The view from the top on a clear January day is extraordinary in the blunt, matter-of-fact way that enormous views sometimes are – not showy, just enormous. Tralee Bay spread out below to the northeast, broad and still and pale. The Maharees below me on the left. Brandon Bay on the right, and beyond it the hills above Castlegregory. To the south, the spine of the peninsula running out toward Slea Head and the Blaskets, the headlands stacking up in the cold air like cut paper. To the north and west, nothing but sea. I have looked at this view before, in better weather, in summer, and it does something different in January. The colours are stripped back. The light is low and very clear and everything that’s left is what’s actually there.
I was alone. That is, I had been alone since the carpark, and I was still alone at the top, and I didn’t meet anyone on the way down. One other person had been up here recently – the carpark, the other car – but we missed each other, or they’d come and gone before me. I have no particular views about solitude on mountains, which is to say I neither seek it nor mind it. That day it felt like the right version of the walk. There was nobody to talk to so I didn’t talk, which suited the place.
I stayed at the top for maybe twenty minutes.
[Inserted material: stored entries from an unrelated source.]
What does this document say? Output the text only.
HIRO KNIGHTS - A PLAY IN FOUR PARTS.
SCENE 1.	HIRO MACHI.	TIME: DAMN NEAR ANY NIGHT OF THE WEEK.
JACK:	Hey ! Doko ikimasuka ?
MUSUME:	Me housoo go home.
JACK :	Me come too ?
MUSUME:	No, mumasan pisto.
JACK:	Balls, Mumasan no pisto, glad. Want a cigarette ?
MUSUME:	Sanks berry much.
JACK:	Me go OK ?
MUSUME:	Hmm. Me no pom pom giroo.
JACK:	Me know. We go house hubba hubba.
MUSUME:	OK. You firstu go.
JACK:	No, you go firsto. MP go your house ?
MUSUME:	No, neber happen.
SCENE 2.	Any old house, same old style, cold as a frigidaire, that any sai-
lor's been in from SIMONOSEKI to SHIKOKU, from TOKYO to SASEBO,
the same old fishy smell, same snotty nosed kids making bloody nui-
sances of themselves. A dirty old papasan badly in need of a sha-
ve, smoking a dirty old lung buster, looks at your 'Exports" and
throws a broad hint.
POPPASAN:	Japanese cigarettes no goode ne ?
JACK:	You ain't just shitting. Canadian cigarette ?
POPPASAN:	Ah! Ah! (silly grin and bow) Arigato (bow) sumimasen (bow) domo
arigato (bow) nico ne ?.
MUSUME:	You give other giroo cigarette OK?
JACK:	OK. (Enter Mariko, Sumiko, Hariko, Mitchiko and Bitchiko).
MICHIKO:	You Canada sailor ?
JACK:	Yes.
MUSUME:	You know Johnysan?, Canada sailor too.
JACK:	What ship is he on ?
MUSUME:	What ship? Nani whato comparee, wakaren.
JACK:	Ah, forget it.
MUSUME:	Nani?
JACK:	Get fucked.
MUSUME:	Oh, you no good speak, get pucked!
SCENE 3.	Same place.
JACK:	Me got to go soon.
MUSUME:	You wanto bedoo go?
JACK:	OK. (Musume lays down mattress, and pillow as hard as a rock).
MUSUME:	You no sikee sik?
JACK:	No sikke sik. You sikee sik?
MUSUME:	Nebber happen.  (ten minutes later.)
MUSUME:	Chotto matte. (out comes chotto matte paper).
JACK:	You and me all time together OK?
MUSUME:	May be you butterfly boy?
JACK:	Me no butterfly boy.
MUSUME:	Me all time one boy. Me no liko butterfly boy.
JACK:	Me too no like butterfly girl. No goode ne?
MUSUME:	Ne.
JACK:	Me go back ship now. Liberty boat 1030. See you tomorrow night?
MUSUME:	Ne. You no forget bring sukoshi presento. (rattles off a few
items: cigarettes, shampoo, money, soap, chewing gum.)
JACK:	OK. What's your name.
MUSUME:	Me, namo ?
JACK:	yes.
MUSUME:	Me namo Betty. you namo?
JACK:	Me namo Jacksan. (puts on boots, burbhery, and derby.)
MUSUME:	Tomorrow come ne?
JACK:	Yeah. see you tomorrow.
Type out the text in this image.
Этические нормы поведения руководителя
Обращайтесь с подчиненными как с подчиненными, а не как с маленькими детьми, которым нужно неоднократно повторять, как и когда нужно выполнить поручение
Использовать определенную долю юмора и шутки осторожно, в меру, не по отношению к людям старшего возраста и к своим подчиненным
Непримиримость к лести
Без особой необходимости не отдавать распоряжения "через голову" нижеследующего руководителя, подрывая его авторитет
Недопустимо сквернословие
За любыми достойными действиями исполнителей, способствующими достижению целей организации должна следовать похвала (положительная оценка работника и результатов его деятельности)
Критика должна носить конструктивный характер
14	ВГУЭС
Long enough to eat, to look, to get cold sitting still after the climb. The wind had picked up slightly. To the west the sky was as clear as it had been all morning, no weather coming, or none I could see. I thought about Donal’s Sunday call, three days before, him asking had I any plans for the week. I’d told him I was thinking of a walk and he’d said ‘mind yourself’ and that was that. He worries in a quiet, not especially helpful way.
Going back down
The descent by the same route is straightforward. The crags are steep enough going down that you have to pay attention, place your feet carefully, trust the boots. I like descents for the way they reverse everything – the things you noticed going up become different, lit from the other side, and the places you stopped become legible in a new way. The valley opened up below me again. The frost was gone from the lower slopes; the bog was dark and wet and a pair of ravens were doing something complicated above the tree line, circling each other in a way that seemed purposeful.
I was back at the carpark by half twelve. A good four and a half hours for the round trip. The other car was gone. I sat in the Yaris with the heat on and drank from the flask – Barry’s, which had been hot when I left the cottage and was now the acceptable not-quite-warm version – and I ate the last of what I’d brought, a biscuit that had been at the bottom of my bag since probably Tuesday.
The road back to the main peninsula route runs along the bay and you get a different view of Brandon from below on the return, the full height of it, the long western face in shadow, the summit you were standing on an hour ago now abstract and far away in the way all summits go once you’ve left them. I pulled over for a minute to look at it properly. There was nobody behind me. January has its uses.
I got home before three. The light was already thinning. I made a pot of tea, opened the book that’s been on the arm of the chair – I’ve been finishing things slowly this month, as I noted last week, and the pattern is holding – and sat by the range until the feeling came back fully to my feet.
Bess appeared at the gate around four, wanting in for reasons known only to herself. I let her in.
Tom came for her at five, standing at the back door with his cap on, not saying much.
‘Grand day for it,’ he said, meaning the mountain, because Maeve must have told him I was going.
‘Grand day,’ I said.
He took the dog and went back up the lane and I closed the back gate, which stuck, as it always does.